Par ailleurs, outre le jaune, il existe différentes couleurs d’épi : rouge, bleu, rose et noir. Dans certains cas, les grains peuvent donner aux épis un aspect rayé ou tacheté. On comprend que ceux-là finissent en objets décoratifs plutôt que dans une marmite !

Une céréale à tout faire

On peut classer les diverses variétés de maïs en six grandes catégories : le denté, le corné, le farineux, le sucré, le cireux et le perlé. Le sucré est une variété minoritaire. Sa douceur est due à une anomalie de son métabolisme : la quantité de sucre transformé en amidon est inférieure à la normale. Mondialement, plus de 60 % de la production de maïs sert de fourrage et un peu moins de 20 % est destiné à l’alimentation humaine. Le reste va à l’industrie ou est utilisé comme semence. Naturellement, les proportions varient d’un pays à l’autre.

Les emplois du maïs sont infinis. Le grain entier ou ses dérivés entrent dans la composition d’innombrables produits : adhésifs, mayonnaise, bière, couches-culottes, etc. Et bien que cela suscite des controverses, le maïs a même trouvé un créneau dans l’industrie des carburants, pour la production d’éthanol.

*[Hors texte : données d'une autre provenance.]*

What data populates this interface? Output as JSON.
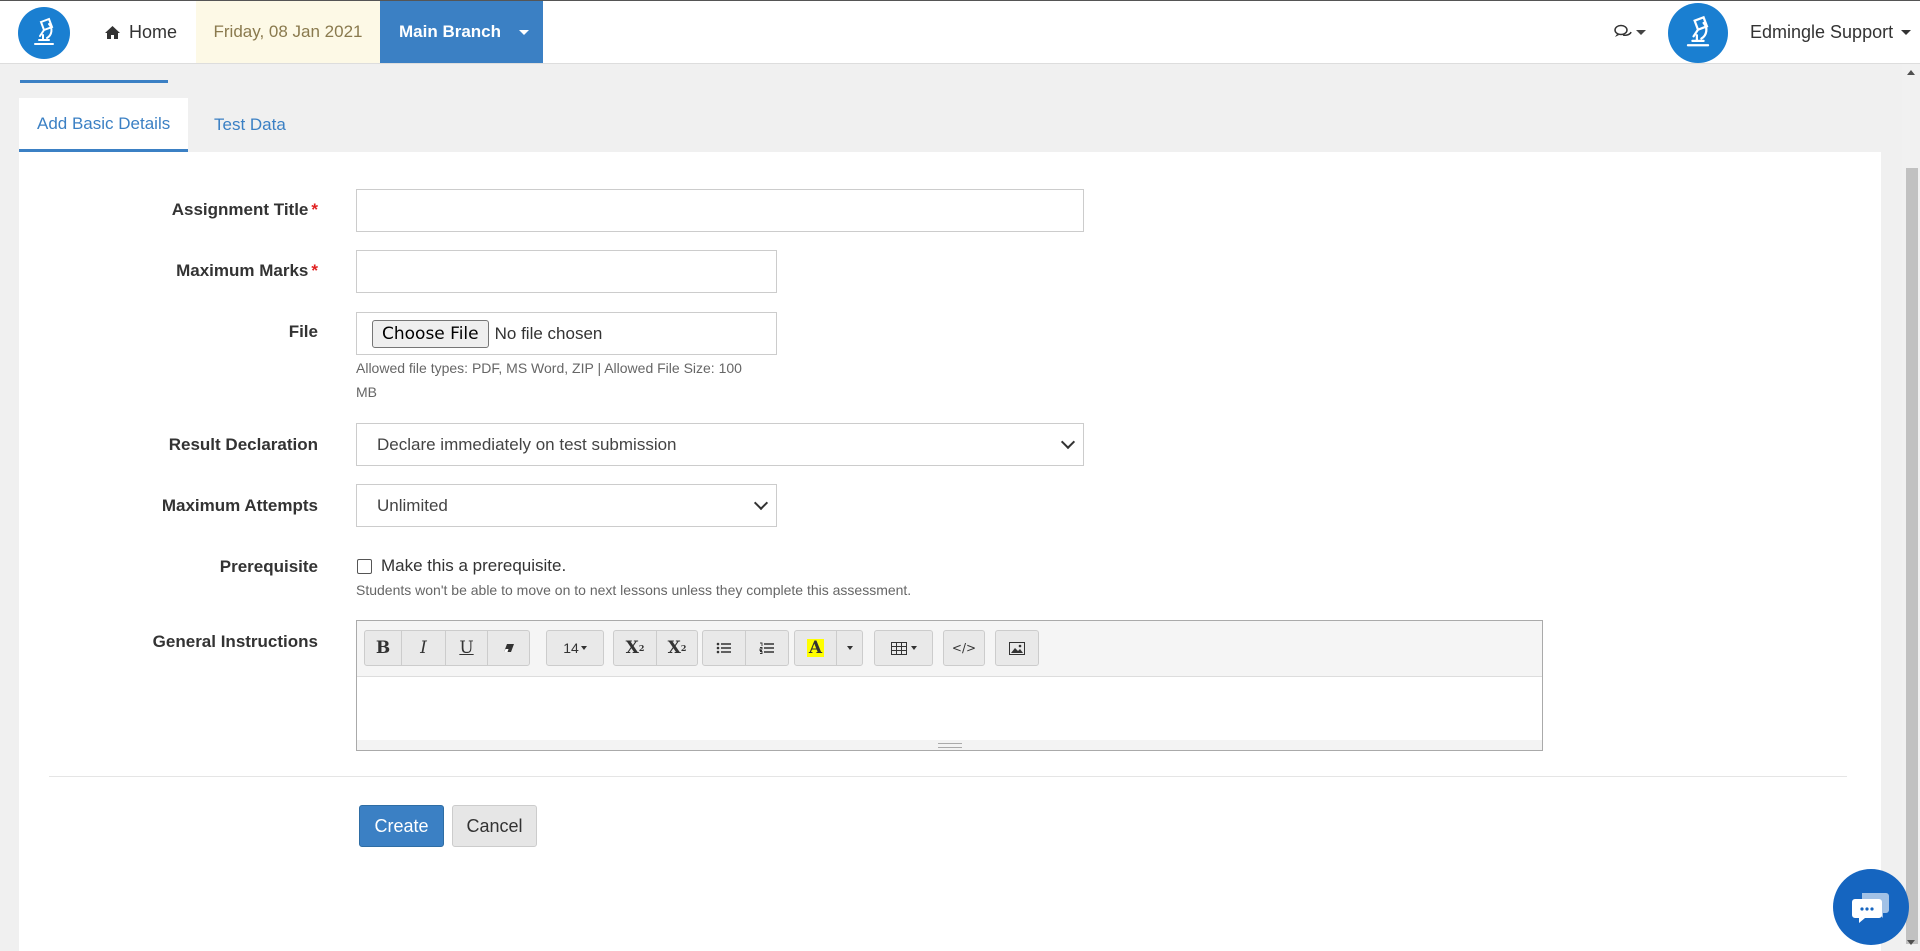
{
  "navbar": {
    "home_label": "Home",
    "date": "Friday, 08 Jan 2021",
    "branch": "Main Branch",
    "user_name": "Edmingle Support"
  },
  "tabs": [
    {
      "label": "Add Basic Details",
      "active": true
    },
    {
      "label": "Test Data",
      "active": false
    }
  ],
  "form": {
    "assignment_title": {
      "label": "Assignment Title",
      "required": "*",
      "value": ""
    },
    "maximum_marks": {
      "label": "Maximum Marks",
      "required": "*",
      "value": ""
    },
    "file": {
      "label": "File",
      "button_label": "Choose File",
      "status": "No file chosen",
      "help": "Allowed file types: PDF, MS Word, ZIP | Allowed File Size: 100 MB"
    },
    "result_declaration": {
      "label": "Result Declaration",
      "selected": "Declare immediately on test submission"
    },
    "maximum_attempts": {
      "label": "Maximum Attempts",
      "selected": "Unlimited"
    },
    "prerequisite": {
      "label": "Prerequisite",
      "checkbox_label": "Make this a prerequisite.",
      "checked": false,
      "help": "Students won't be able to move on to next lessons unless they complete this assessment."
    },
    "general_instructions": {
      "label": "General Instructions",
      "toolbar": {
        "bold": "B",
        "italic": "I",
        "underline": "U",
        "font_size": "14",
        "superscript": "X",
        "superscript_mark": "2",
        "subscript": "X",
        "subscript_mark": "2",
        "highlight": "A",
        "highlight_color": "#ffff00",
        "code": "</>"
      }
    }
  },
  "actions": {
    "create": "Create",
    "cancel": "Cancel"
  },
  "colors": {
    "primary": "#3b80c4",
    "date_bg": "#fdf9e6",
    "required": "#e02020",
    "chat_fab": "#1565c0"
  }
}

L’histoire de cette prodigieuse plante à tout faire n’a assurément pas fini de s’écrire !

[Notes]

^ § 17 P. Fénelon, La découverte de l’Amérique, Librairie philosophique J. Vrin, Paris Ve, 1968, p. 264.

[Encadré, page 11]

Le maïs hybride

Dans de nombreux pays, on cultive des maïs hybrides pour leur rendement élevé. Les hybrides, de maïs denté la plupart du temps, sont obtenus par croisements et par autofécondation de plantes ayant les caractéristiques recherchées. Toutefois, cette pratique oblige les cultivateurs à racheter des semences chaque année. Pourquoi ? Parce que les cultures issues des semences d’une récolte d’hybrides sont de qualité inégale et ont un rendement plus faible.

[Illustrations, page 10]

Il existe des centaines de variétés de maïs dans le monde.